Surgery of the jaw angle is approached intraorally from the posterior mandibular vestibular incision. From sagittal split osteotomies to angle fractures to aesthetic jaw angle implants this incision provides the most direct access to this bony facial region. It is placed in the depth of the vestibule opposite the second/third molar teeth. Once passing through the mucosa and the buccinator muscle the periosteum of the bone is encountered. The only structure of any significance found on the way to the bone is the long buccal neurovascular bundle which supplies sensation to the inner cheek mucosa.
Because of the location of the incision way back in the mouth and exposed to food debris from the chewing surfaces of the molars it is more prone to wound breakdown and infection than any other intraoral incision.

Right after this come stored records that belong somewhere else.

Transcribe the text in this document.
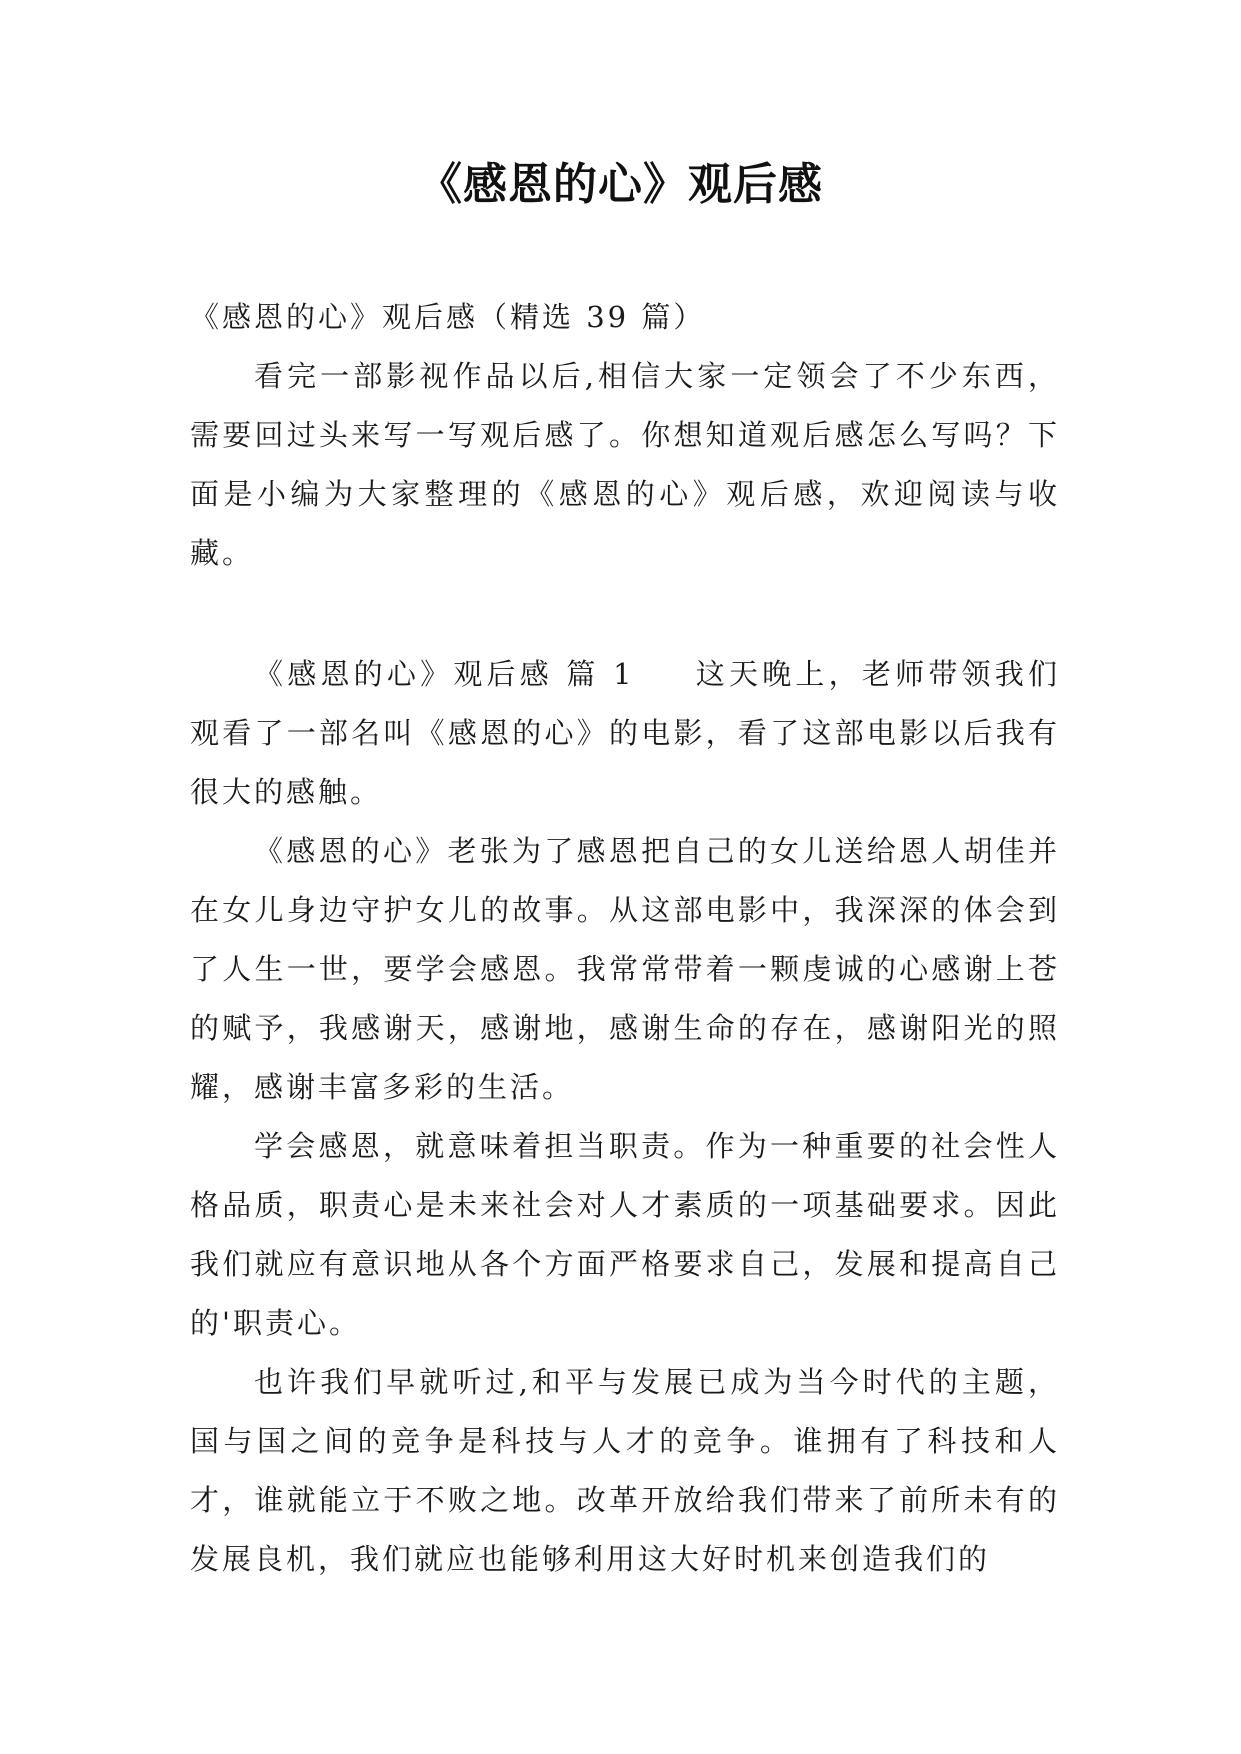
《感恩的心》观后感

《感恩的心》观后感（精选 39 篇）

看完一部影视作品以后,相信大家一定领会了不少东西，需要回过头来写一写观后感了。你想知道观后感怎么写吗？下面是小编为大家整理的《感恩的心》观后感，欢迎阅读与收藏。

《感恩的心》观后感 篇 1 这天晚上，老师带领我们观看了一部名叫《感恩的心》的电影，看了这部电影以后我有很大的感触。

《感恩的心》老张为了感恩把自己的女儿送给恩人胡佳并在女儿身边守护女儿的故事。从这部电影中，我深深的体会到了人生一世，要学会感恩。我常常带着一颗虔诚的心感谢上苍的赋予，我感谢天，感谢地，感谢生命的存在，感谢阳光的照耀，感谢丰富多彩的生活。

学会感恩，就意味着担当职责。作为一种重要的社会性人格品质，职责心是未来社会对人才素质的一项基础要求。因此我们就应有意识地从各个方面严格要求自己，发展和提高自己的'职责心。

也许我们早就听过,和平与发展已成为当今时代的主题，国与国之间的竞争是科技与人才的竞争。谁拥有了科技和人才，谁就能立于不败之地。改革开放给我们带来了前所未有的发展良机，我们就应也能够利用这大好时机来创造我们的
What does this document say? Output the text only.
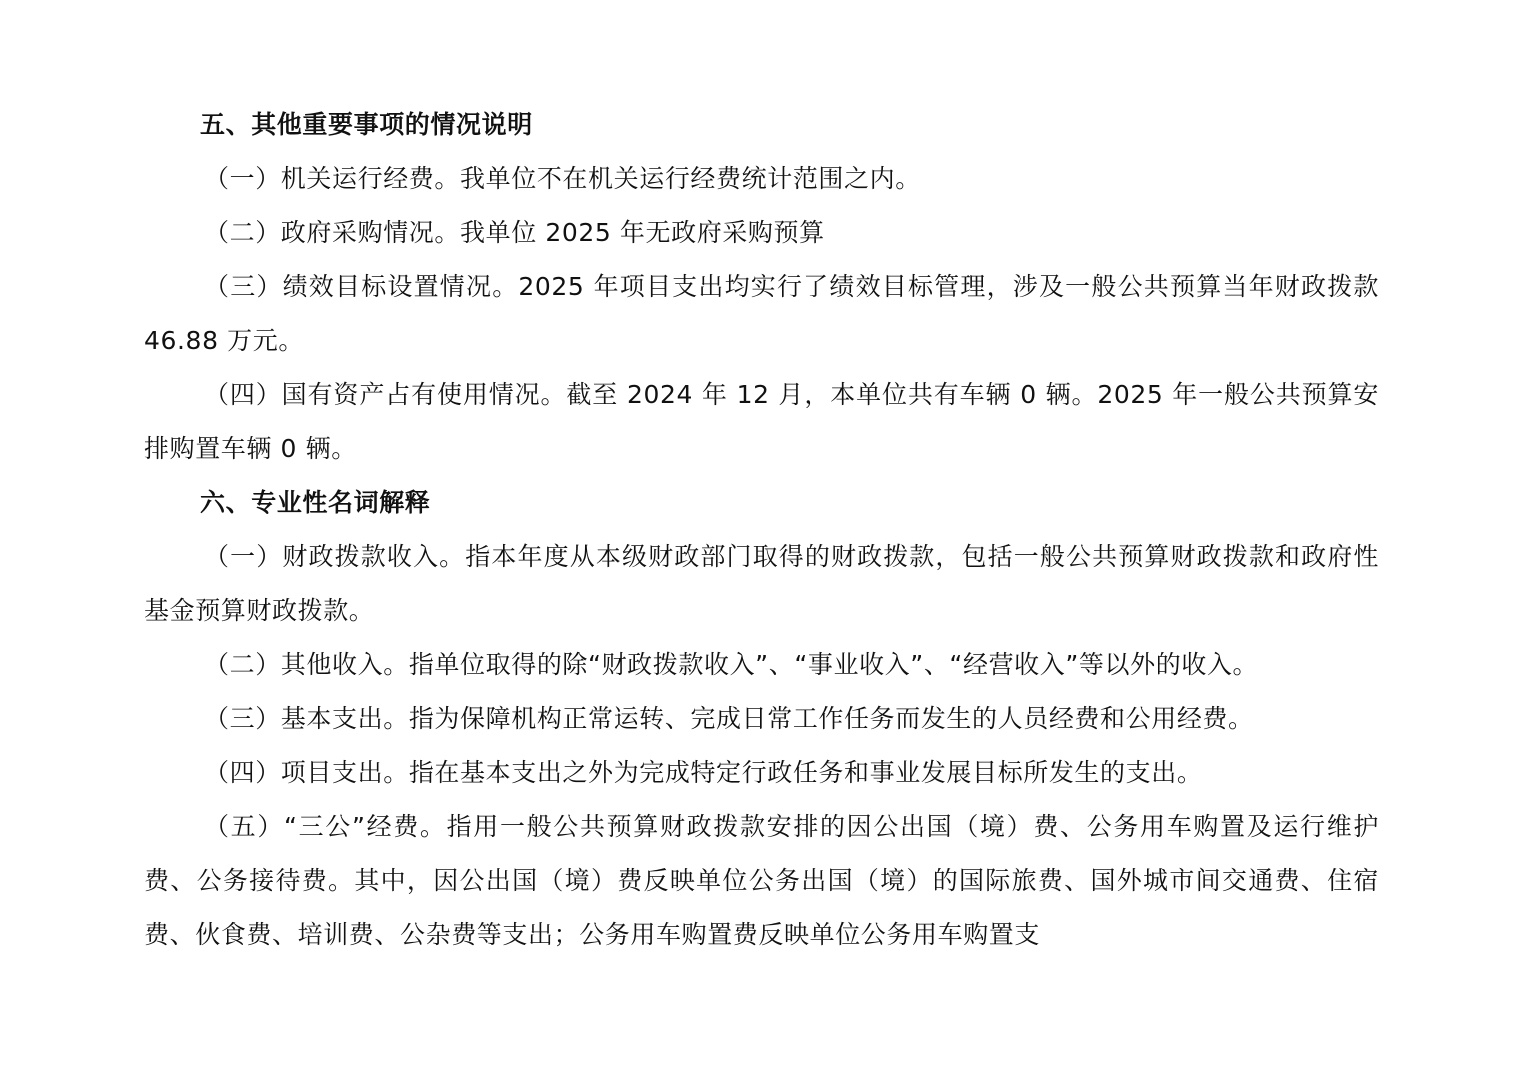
五、其他重要事项的情况说明
（一）机关运行经费。我单位不在机关运行经费统计范围之内。
（二）政府采购情况。我单位 2025 年无政府采购预算
（三）绩效目标设置情况。2025 年项目支出均实行了绩效目标管理，涉及一般公共预算当年财政拨款 46.88 万元。
（四）国有资产占有使用情况。截至 2024 年 12 月，本单位共有车辆 0 辆。2025 年一般公共预算安排购置车辆 0 辆。
六、专业性名词解释
（一）财政拨款收入。指本年度从本级财政部门取得的财政拨款，包括一般公共预算财政拨款和政府性基金预算财政拨款。
（二）其他收入。指单位取得的除“财政拨款收入”、“事业收入”、“经营收入”等以外的收入。
（三）基本支出。指为保障机构正常运转、完成日常工作任务而发生的人员经费和公用经费。
（四）项目支出。指在基本支出之外为完成特定行政任务和事业发展目标所发生的支出。
（五）“三公”经费。指用一般公共预算财政拨款安排的因公出国（境）费、公务用车购置及运行维护费、公务接待费。其中，因公出国（境）费反映单位公务出国（境）的国际旅费、国外城市间交通费、住宿费、伙食费、培训费、公杂费等支出；公务用车购置费反映单位公务用车购置支
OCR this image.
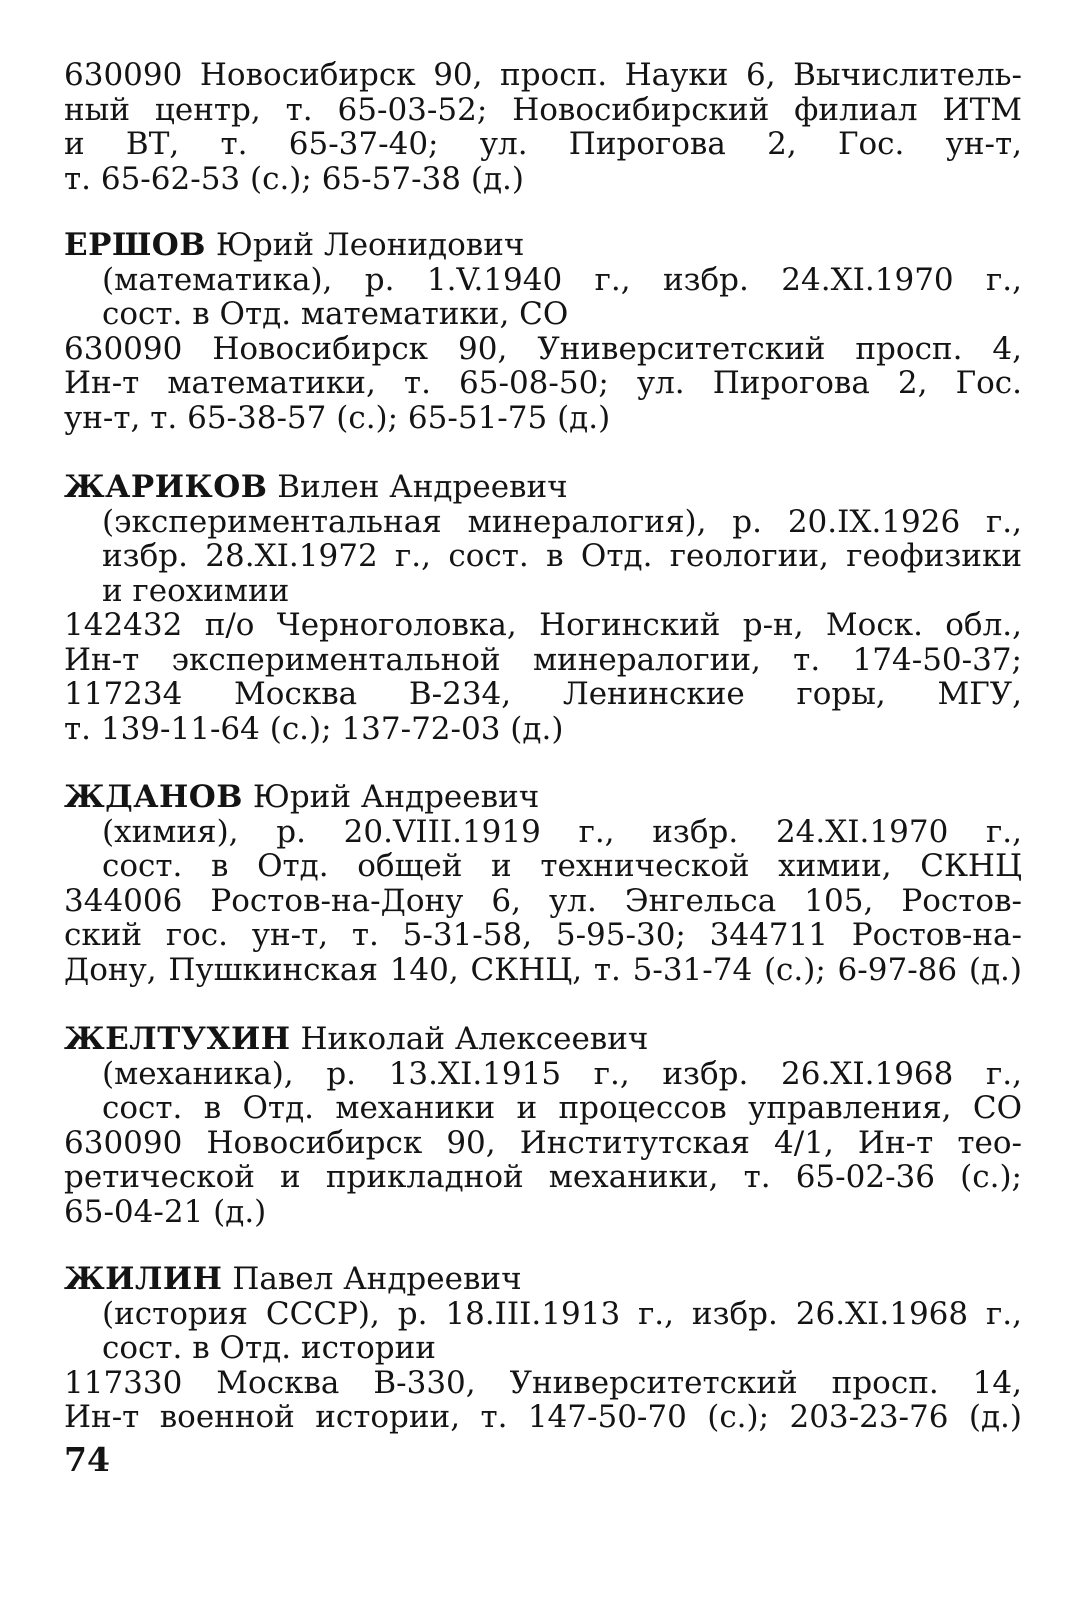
630090 Новосибирск 90, просп. Науки 6, Вычислитель-
ный центр, т. 65-03-52; Новосибирский филиал ИТМ
и ВТ, т. 65-37-40; ул. Пирогова 2, Гос. ун-т,
т. 65-62-53 (с.); 65-57-38 (д.)
ЕРШОВ Юрий Леонидович
(математика), р. 1.V.1940 г., избр. 24.XI.1970 г.,
сост. в Отд. математики, СО
630090 Новосибирск 90, Университетский просп. 4,
Ин-т математики, т. 65-08-50; ул. Пирогова 2, Гос.
ун-т, т. 65-38-57 (с.); 65-51-75 (д.)
ЖАРИКОВ Вилен Андреевич
(экспериментальная минералогия), р. 20.IX.1926 г.,
избр. 28.XI.1972 г., сост. в Отд. геологии, геофизики
и геохимии
142432 п/о Черноголовка, Ногинский р-н, Моск. обл.,
Ин-т экспериментальной минералогии, т. 174-50-37;
117234 Москва В-234, Ленинские горы, МГУ,
т. 139-11-64 (с.); 137-72-03 (д.)
ЖДАНОВ Юрий Андреевич
(химия), р. 20.VIII.1919 г., избр. 24.XI.1970 г.,
сост. в Отд. общей и технической химии, СКНЦ
344006 Ростов-на-Дону 6, ул. Энгельса 105, Ростов-
ский гос. ун-т, т. 5-31-58, 5-95-30; 344711 Ростов-на-
Дону, Пушкинская 140, СКНЦ, т. 5-31-74 (с.); 6-97-86 (д.)
ЖЕЛТУХИН Николай Алексеевич
(механика), р. 13.XI.1915 г., избр. 26.XI.1968 г.,
сост. в Отд. механики и процессов управления, СО
630090 Новосибирск 90, Институтская 4/1, Ин-т тео-
ретической и прикладной механики, т. 65-02-36 (с.);
65-04-21 (д.)
ЖИЛИН Павел Андреевич
(история СССР), р. 18.III.1913 г., избр. 26.XI.1968 г.,
сост. в Отд. истории
117330 Москва В-330, Университетский просп. 14,
Ин-т военной истории, т. 147-50-70 (с.); 203-23-76 (д.)
74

If it is an autologous bone only procedure (osteotomies or fracture repairs) such wounds breakdowns usually go on to heal uneventfully because there is vascularized bone underneath it and the infection risk is very low. When there is an implant underneath the incision, however, the infection risk is much higher.
The posterior vestibular mucosal incision is also prone to thinning out with recurrent surgery….as often happens to incisions anywhere This is evidenced by a deepening of the vestibule due to scar contracture. When implants are placed under such scarred incisions uncomplicated wound healing is not assured with thinner scarred tissues.
One technique for improving the quality of the posterior vestibular tissues is the transposition of the buccal fat pad. The buccal fat pad is typically associated with aesthetic cheek reduction in which it is removed from a northern maxillary vestibular incision. But the buccal fat pad lies very close to the posterior mandibular vestibular incision on its southern side. As a result it can be extracted and pulled down into the posterior mandibular vestibule. By keeping its vascular pedicle intact a vascularized tissue layer can be placed between an implant and the overlying mucosal tissues. This is a great technique for improving the quality of the tissue bed in this area of the mouth. Once the flap is in place the mucosal tissues can be closed over it.
The buccal fat flap transfer can be very useful to ensure good wound healing in scarred vestibular incisions that are at high risk for breaking down. It can also be used to treat secondary wound closure in breakdowns as well as to cover exposed implant in secondary surgery.
This is a very reliable reconstructive intraoral flap whose only tradeoff is the potential for some modest cheek reduction fullness.